Bolt e quel “problemino” col fisco britannico

  In un momento di crisi mondiale, poter e saper risparmiare il più possibile è una dote da non sottovalutare.
Lo sa bene Usain Bolt, fresco vincitore di tre medaglie d'oro alle Olimpiadi di Londra, che ha però deciso di non gareggiare più sul terreno britannico.
Tutta colpa della stretta fiscale adottata in Gran Bretagna.
Il fenomeno giamaicano, infatti, si è lamentato delle tasse applicate in territorio britannico: "Mi piace correre qui, ma mi rivedrete in pista solo quando cambieranno le leggi", la stoccata dell'uomo più veloce al mondo.
Ma non è la prima volta per Bolt, e non sarà sicuramente l'ultima, che nei tre anni precedenti aveva infatti saltato tutti gli appuntamenti in terra britannica facendo un'eccezione solo per i Giochi.
Le Olimpiadi, va ricordato, sono stati però 'graziati' dal Ministero del Tesoro britannico, che non ha applicato la solita percentuale di tassazione.
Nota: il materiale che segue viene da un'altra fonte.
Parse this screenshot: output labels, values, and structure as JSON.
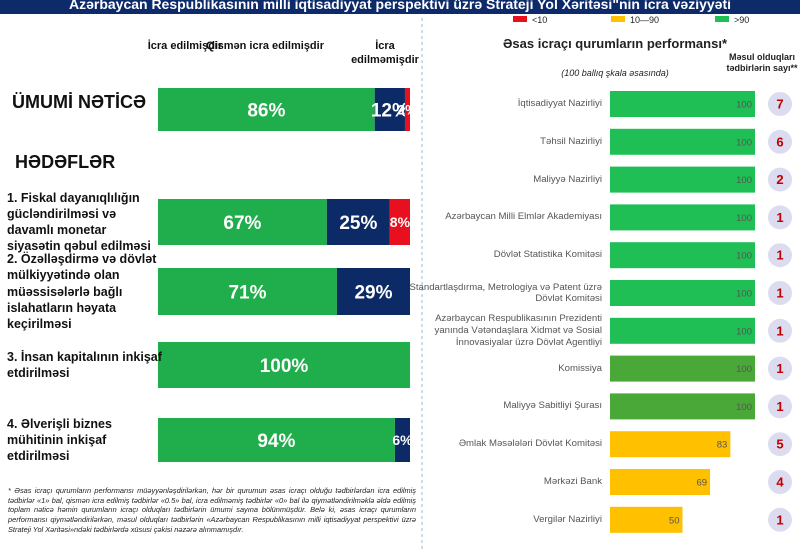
{
  "title": "Azərbaycan Respublikasının milli iqtisadiyyat perspektivi üzrə Strateji Yol Xəritəsi\"nin icra vəziyyəti",
  "footnote": "* Əsas icraçı qurumların performansı müəyyənləşdirilərkən, hər bir qurumun əsas icraçı olduğu tədbirlərdən icra edilmiş tədbirlər «1» bal, qismən icra edilmiş tədbirlər «0.5» bal, icra edilməmiş tədbirlər «0» bal ilə qiymətləndirilməklə əldə edilmiş toplam nəticə həmin qurumların icraçı olduqları tədbirlərin ümumi sayına bölünmüşdür. Belə ki, əsas icraçı qurumların performansı qiymətləndirilərkən, məsul olduqları tədbirlərin «Azərbaycan Respublikasının milli iqtisadiyyat perspektivi üzrə Strateji Yol Xəritəsi»ndəki tədbirlərdə xüsusi çəkisi nəzərə alınmamışdır.",
  "chart_data": [
    {
      "type": "stacked-bar",
      "orientation": "horizontal",
      "section_label": "HƏDƏFLƏR",
      "categories": [
        "ÜMUMİ NƏTİCƏ",
        "1. Fiskal dayanıqlılığın gücləndirilməsi və davamlı monetar siyasətin qəbul edilməsi",
        "2. Özəlləşdirmə və dövlət mülkiyyətində olan müəssisələrlə bağlı islahatların həyata keçirilməsi",
        "3. İnsan kapitalının inkişaf etdirilməsi",
        "4. Əlverişli biznes mühitinin inkişaf etdirilməsi"
      ],
      "xlim": [
        0,
        100
      ],
      "series": [
        {
          "name": "İcra edilmişdir",
          "color": "#1fae4b",
          "values": [
            86,
            67,
            71,
            100,
            94
          ],
          "value_labels": [
            "86%",
            "67%",
            "71%",
            "100%",
            "94%"
          ]
        },
        {
          "name": "Qismən icra edilmişdir",
          "color": "#0b2a66",
          "values": [
            12,
            25,
            29,
            null,
            6
          ],
          "value_labels": [
            "12%",
            "25%",
            "29%",
            null,
            "6%"
          ]
        },
        {
          "name": "İcra edilməmişdir",
          "color": "#e8101e",
          "values": [
            2,
            8,
            null,
            null,
            null
          ],
          "value_labels": [
            "2%",
            "8%",
            null,
            null,
            null
          ]
        }
      ]
    },
    {
      "type": "bar",
      "orientation": "horizontal",
      "title": "Əsas icraçı qurumların performansı*",
      "subtitle": "(100 ballıq şkala əsasında)",
      "count_title": "Məsul olduqları tədbirlərin sayı**",
      "legend": [
        {
          "name": "<10",
          "color": "#e8101e"
        },
        {
          "name": "10—90",
          "color": "#ffc000"
        },
        {
          "name": ">90",
          "color": "#1fbf55"
        }
      ],
      "categories": [
        "İqtisadiyyat Nazirliyi",
        "Təhsil Nazirliyi",
        "Maliyyə Nazirliyi",
        "Azərbaycan Milli Elmlər Akademiyası",
        "Dövlət Statistika Komitəsi",
        "Standartlaşdırma, Metrologiya və Patent üzrə Dövlət Komitəsi",
        "Azərbaycan Respublikasının Prezidenti yanında Vətəndaşlara Xidmət və Sosial İnnovasiyalar üzrə Dövlət Agentliyi",
        "Komissiya",
        "Maliyyə Sabitliyi Şurası",
        "Əmlak Məsələləri Dövlət Komitəsi",
        "Mərkəzi Bank",
        "Vergilər Nazirliyi"
      ],
      "values": [
        100,
        100,
        100,
        100,
        100,
        100,
        100,
        100,
        100,
        83,
        69,
        50
      ],
      "colors": [
        "#1fbf55",
        "#1fbf55",
        "#1fbf55",
        "#1fbf55",
        "#1fbf55",
        "#1fbf55",
        "#1fbf55",
        "#4aa838",
        "#4aa838",
        "#ffc000",
        "#ffc000",
        "#ffc000"
      ],
      "counts": [
        7,
        6,
        2,
        1,
        1,
        1,
        1,
        1,
        1,
        5,
        4,
        1
      ],
      "xlim": [
        0,
        100
      ]
    }
  ]
}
Un'eccezione che ha 'convinto' Bolt.
Il fulmine giamaicano non è per l'unico sportivo a mal digerire la tassazione britannica.
Rafa Nadal, in questa stagione, ha deciso di saltare il torneo di preparazione a Wimbledon sull'erba del Queen's optando per l'Atp di Halle, in Germania.
"Non è stato uno motivo tecnico, ma solamente perché in Gran Bretagna le tasse per gli sportivi sono molto più alti", aveva dichiarato il fenomeno maiorchino.